The temporary bar was built to accommodate drinkers while a replacement hotel was under construction, in 1965. The Harp Hotel is Wollongong’s oldest licensed premises, established as a coaching inn, and which continues to trade in Corrimal Street.

Billy was just five years old when he first visited the bar of the Harp Hotel with his grandfather.

The original coaching inn, opened in 1839, was demolished and replaced with the Harp Billy knew for most of his life, in 1896.

William Clifton Patrick arrived in Wollongong as a boy, and as a teenager he gained work as a baker. By the time he was 30 he owned his own bakery in West Wollongong.

A retired 69-year-old Billy, who I believed was a bachelor, lived in nearby Market Square, when he was interviewed by the Illawarra Mercury in 1965.

It’s not known what the old baker thought of the demise of his old pub and its sterile replacement, with its chrome and laminated tables and chairs, and tiled floors and walls. But, I would risk a guess he wasn’t impressed with his new pub.

The “new” Harp Hotel, Wollongong, 1965. Picture: Noel Butlin Archives, Australian National University.
Billy Fitzpatrick in the newly opened bar of the Harp Hotel, Wollongong, 1965. Picture: Australian National University.

When the new Harp opened on July 28 1965, Billy continued to frequent its bar.
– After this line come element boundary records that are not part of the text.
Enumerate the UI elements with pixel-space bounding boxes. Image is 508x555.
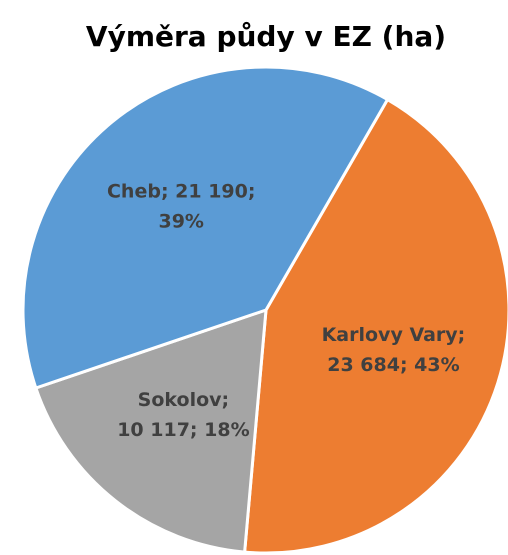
data-label-line: Sokolov; <box>138 389 229 411</box>
data-label-line: 23 684; 43% <box>327 354 459 376</box>
data-label: Sokolov; 10 117; 18% <box>117 389 249 441</box>
data-label: Karlovy Vary; 23 684; 43% <box>322 324 466 376</box>
pie-slice <box>33 307 268 554</box>
data-label-line: Karlovy Vary; <box>322 324 466 346</box>
pie-slice <box>242 97 508 555</box>
data-label-line: 39% <box>158 210 203 232</box>
chart-title: Výměra půdy v EZ (ha) <box>86 20 446 53</box>
data-label-line: Cheb; 21 190; <box>107 180 255 202</box>
pie-slice <box>21 65 390 390</box>
data-label-line: 10 117; 18% <box>117 419 249 441</box>
data-label: Cheb; 21 190; 39% <box>107 180 255 232</box>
We know this because he is captured in a Tooth & Company Brewery photograph, pictured sitting alone in the public bar, looking a little forlorn, drinking a seven ounce glass of beer, with his newspaper and a smouldering ashtray sitting on the table, arguably lamenting the loss of his old Harp.

William Clifton Fitzpatrick didn’t live long after this photograph was taken, and he died later that year at the age of 69.

He went to the Harp with his grandfather

BILLY Fitzpatrick of Market Square, went to work with the City’s milkman, Charlie Price, at the same age that he became a regular at the Harp Hotel.
He earned 2/6 a week.
“I walked from house to house, carrying four gallons of milk, two each hand,” he recalled yesterday as he downed a glass of ale in a temporary bar at the back of the Harp Hotel.
The Harp, the City’s oldest pub, is being pulled down to make way for a new building.
For Billy Fitzpatrick the old Harp has been like a second home.
“I’ll be 69 in May, you know,” he remarked.
“My grandfather ushered me through the swinging doors of the Harp at the age of five and I have been a ‘regular’ since.
I didn’t touch the beer until my ‘teens, but I would sing a song for the ‘locals’ and collect a halfpenny to buy biscuits.
“I have known all the important people in Wollongong in my time and drunk with many of them at the Harp. I knew ‘King’ Billy, the lot”.
The Fitzpatricks moved to Wollongong from Cooma in the late 1890s.
At the age of 17 Billy decided to become baker and started with a leading firm.
He is a veteran of two world wars.
In 1914 he travelled with the 18th battalion as a pastry cook. “They sent me all over France to feed the boys,” he said.
“In the 1940-45 war, I marched with the 13th battalion. I was in the transport division.”
After the war, Billy opened his own bakery at West Wollongong, in late 1945, but retired several years back when Southern Bakeries moved in.